Proving the Business Case for the Internet of Things

Microsoft helps fight sudden infant death syndrome

Steve Rogerson
June 20, 2017

Microsoft is using big data analytics to help researchers fighting sudden infant death syndrome. Its scientists volunteered hundreds of hours to create a free medical research tool to drive breakthroughs addressing the leading cause in the USA of infant mortality.
Data scientists from Microsoft donated the research tool to Seattle Children's Research Institute, one of the top five paediatric research centres in the USA, and will make it available to researchers worldwide. They hope to help those working to solve one of the world's biggest medical mysteries, sudden infant death syndrome (SIDS).
SIDS is a leading cause of death among children from one to 12 months old. Approximately 4000 infants in the USA die each year from sudden unexpected infant deaths (SUID), which includes SIDS. There has been no significant drop in such deaths since the mid-1990s.
A co-worker's loss of a son to SIDS inspired the team of data scientists to contribute hundreds of volunteer hours to create the research tool. John Kahan, Microsoft general manager for customer data and analytics, turned his focus to fighting SIDS after he and his wife, Heather, lost their only son, Aaron, 13 years ago.
"My mission is to ensure that no parent experiences the pain of losing a child to SIDS, or worry that their child may be next," Kahan said. "I am incredibly moved and grateful to my team for volunteering their personal time to create this tool for SIDS research."
Kahan added that his larger data science team had also spent hundreds of hours outside this project raising money for SIDS research.
The team set out to enable researchers without deep technology skills to use big data the same way the world's top technology companies do, to identify more quickly the causes of SIDS and develop preventive measures. Kahan's team accessed publicly available data from the US Centers for Disease Control & Prevention (CDC), including information on 29 million births and over 27,000 sudden and unexplained infant deaths from 2004 to 2010. They created several machine learning and statistical models, which run on Microsoft Azure, to interpret and crunch massive amounts of data.
The data are displayed visually on Microsoft’s Power BI business analytics service, allowing researchers to click on thousands of combinations of factors, such as the child's birth order, the parents' ages and the level of pre-natal care a mother received, and see how those factors might be connected. Those connections, or correlations, can be key: in the early 1990s, when sleeping position was found to be correlated with SIDS, new guidance for parents significantly reduced infant deaths.
The technology passed an early and important milestone test late last year, verifying correlations with SIDS already discovered by researchers. In addition, new correlations identified by the tool have been provided to Seattle Children's, where paediatric researchers will use scientific processes to see if they point to areas of further study.
"The potential of this tool to aid medical research and open new areas of exploration in identifying SIDS risk factors is both impactful and tremendously encouraging," said Nino Ramirez, director of the Center for Integrative Brain Research at Seattle Children's Research Institute, after seeing a demonstration of the system in November. "I am even more amazed by the potential research implications this tool could have for other sudden death disorders like obstructive sleep apnoea, epilepsy and mitochondrial diseases. Exploring the data visually through Power BI could provide novel insights and inspire research into any one of these disorders."

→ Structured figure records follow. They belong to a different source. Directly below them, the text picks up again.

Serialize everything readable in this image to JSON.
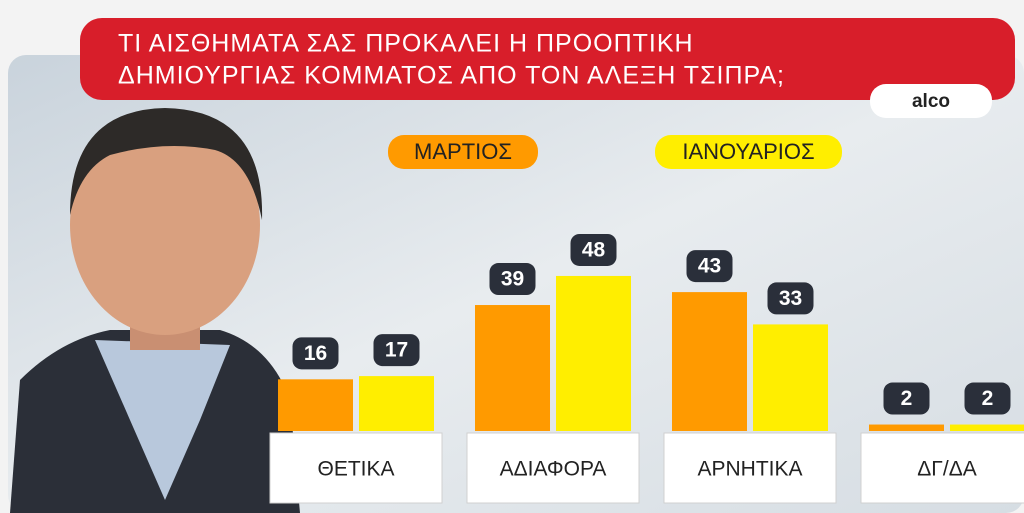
{
  "chart_data": {
    "type": "bar",
    "title": [
      "ΤΙ ΑΙΣΘΗΜΑΤΑ ΣΑΣ ΠΡΟΚΑΛΕΙ Η ΠΡΟΟΠΤΙΚΗ",
      "ΔΗΜΙΟΥΡΓΙΑΣ ΚΟΜΜΑΤΟΣ ΑΠΟ ΤΟΝ ΑΛΕΞΗ ΤΣΙΠΡΑ;"
    ],
    "source": "alco",
    "categories": [
      "ΘΕΤΙΚΑ",
      "ΑΔΙΑΦΟΡΑ",
      "ΑΡΝΗΤΙΚΑ",
      "ΔΓ/ΔΑ"
    ],
    "series": [
      {
        "name": "ΜΑΡΤΙΟΣ",
        "color": "#ff9a00",
        "values": [
          16,
          39,
          43,
          2
        ]
      },
      {
        "name": "ΙΑΝΟΥΑΡΙΟΣ",
        "color": "#ffee00",
        "values": [
          17,
          48,
          33,
          2
        ]
      }
    ]
  }
}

Kahan's team focused on potentially breakthrough research on SIDS at Seattle Children's, including the work of Daniel Rubens, an anaesthesiologist and nationally recognised SIDS researcher, who found a strong connection between SIDS and an abnormality in the inner ear.

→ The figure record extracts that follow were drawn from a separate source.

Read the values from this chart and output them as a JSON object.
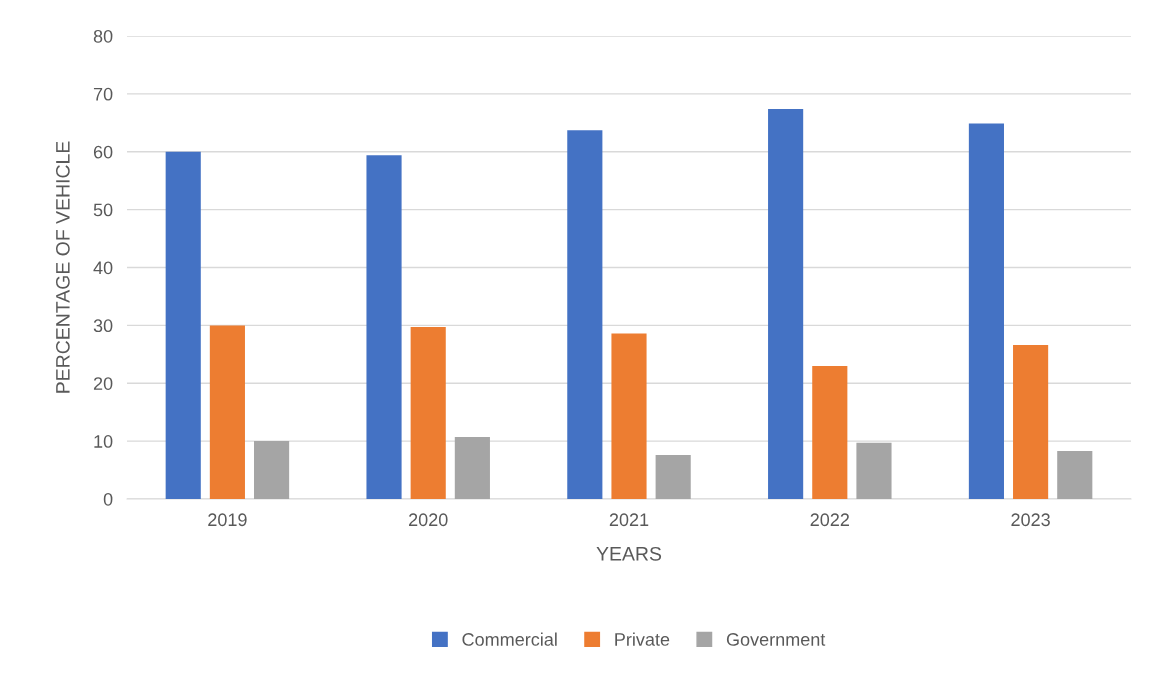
{
  "chart_data": {
    "type": "bar",
    "xlabel": "YEARS",
    "ylabel": "PERCENTAGE OF VEHICLE",
    "categories": [
      "2019",
      "2020",
      "2021",
      "2022",
      "2023"
    ],
    "series": [
      {
        "name": "Commercial",
        "color": "#4472c4",
        "values": [
          60,
          59.4,
          63.7,
          67.4,
          64.9
        ]
      },
      {
        "name": "Private",
        "color": "#ed7d31",
        "values": [
          30,
          29.7,
          28.6,
          23,
          26.6
        ]
      },
      {
        "name": "Government",
        "color": "#a5a5a5",
        "values": [
          10,
          10.7,
          7.6,
          9.7,
          8.3
        ]
      }
    ],
    "ylim": [
      0,
      80
    ],
    "yticks": [
      0,
      10,
      20,
      30,
      40,
      50,
      60,
      70,
      80
    ],
    "grid": "y",
    "legend": "bottom"
  }
}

"This team at Microsoft can help us analyse epidemiological data in ways that were not available before, and to then ask questions and put pieces together in a way we haven't been able to previously," Rubens said.
Microsoft Philanthropies donated Azure cloud services to Seattle Children's to power the technology.
"Breakthroughs in SIDS research stand to save thousands of young lives each year while providing a degree of comfort for the millions of parents who worry about it in an infant's first year," said Mary Snapp, corporate vice president and head of Microsoft Philanthropies. "We believe cloud services can help unlock the secrets held by SIDS data and provide new insights for the scientists working to identify the causes of, and put an end to, SIDS."
Kahan's team is working with Rutgers Robert Wood Johnson Medical School and Seattle Children's to develop protocols for other researchers to access the tool for research.